Misery of a nuclear war between India and Pakistan would be global

Enlarge / Simulated temperature changes 2 years after a hypothetical nuclear war between India and Pakistan. (credit: Toon et al./Science Advances)
There are few things humans have committed to as whole-heartedly as the art of killing. The culmination of this effort (so far) is nuclear bombs. Not only do these weapons have an almost impossible ability to take lives around the targeted location, but scientists have also warned that nuclear wars would have drastic climate impacts around the world.
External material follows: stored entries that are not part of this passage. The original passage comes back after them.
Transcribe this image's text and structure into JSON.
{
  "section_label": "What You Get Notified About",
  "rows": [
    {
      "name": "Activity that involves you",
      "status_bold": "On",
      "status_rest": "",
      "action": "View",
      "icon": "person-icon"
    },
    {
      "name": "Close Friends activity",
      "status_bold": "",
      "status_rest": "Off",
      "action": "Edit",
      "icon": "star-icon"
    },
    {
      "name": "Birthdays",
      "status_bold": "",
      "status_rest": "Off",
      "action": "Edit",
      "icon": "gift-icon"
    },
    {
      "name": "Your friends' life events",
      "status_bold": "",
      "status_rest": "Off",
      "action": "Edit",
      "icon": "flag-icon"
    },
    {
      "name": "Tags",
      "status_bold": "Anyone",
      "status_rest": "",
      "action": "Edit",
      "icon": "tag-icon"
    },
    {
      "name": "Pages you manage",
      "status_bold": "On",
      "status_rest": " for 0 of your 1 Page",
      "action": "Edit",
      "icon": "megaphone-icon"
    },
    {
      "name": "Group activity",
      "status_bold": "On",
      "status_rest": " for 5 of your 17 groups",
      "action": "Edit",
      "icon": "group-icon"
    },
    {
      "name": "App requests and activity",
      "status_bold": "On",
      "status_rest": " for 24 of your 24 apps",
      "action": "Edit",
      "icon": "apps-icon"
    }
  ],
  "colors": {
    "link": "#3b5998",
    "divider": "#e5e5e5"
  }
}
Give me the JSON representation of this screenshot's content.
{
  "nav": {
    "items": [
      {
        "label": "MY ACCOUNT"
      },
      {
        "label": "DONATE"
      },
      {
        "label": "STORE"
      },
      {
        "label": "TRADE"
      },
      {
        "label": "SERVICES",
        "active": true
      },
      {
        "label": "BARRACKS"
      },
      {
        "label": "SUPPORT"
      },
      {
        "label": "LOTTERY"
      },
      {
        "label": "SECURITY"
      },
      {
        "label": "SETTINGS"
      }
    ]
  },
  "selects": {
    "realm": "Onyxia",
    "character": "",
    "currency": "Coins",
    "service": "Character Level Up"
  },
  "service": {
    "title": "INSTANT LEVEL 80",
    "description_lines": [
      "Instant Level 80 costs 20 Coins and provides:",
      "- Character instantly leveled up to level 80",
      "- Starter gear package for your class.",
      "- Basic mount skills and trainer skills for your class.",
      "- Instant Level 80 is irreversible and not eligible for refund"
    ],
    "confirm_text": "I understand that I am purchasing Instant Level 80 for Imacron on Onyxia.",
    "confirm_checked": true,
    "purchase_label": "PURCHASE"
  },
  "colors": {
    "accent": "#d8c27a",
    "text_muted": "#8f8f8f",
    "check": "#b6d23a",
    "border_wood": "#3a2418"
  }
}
While that general idea is pretty well-known, shifting tensions and growing nuclear arsenals have provided a number of different scenarios to analyze over the years. The latest study, led by Owen Toon (a student of Carl Sagan), simulates a plausible war between India and Pakistan in which the combatants use the nuclear weapons they're likely to possess by 2025.
EscalationWhile small wars have broken out between these countries periodically, each has stockpiled nuclear weapons in the hope of creating a threat too terrible to risk further conflict. India has a stated no-first-use policy (unless it's attacked by chemical or biological weapons), while Pakistan's policy is that it won't strike first... unless it sees nukes as the only way to halt an invasion. Details on the precise number of weapons each country has, as well as the yield of those weapons, are hard to come by. But there's certainly a lot of firepower.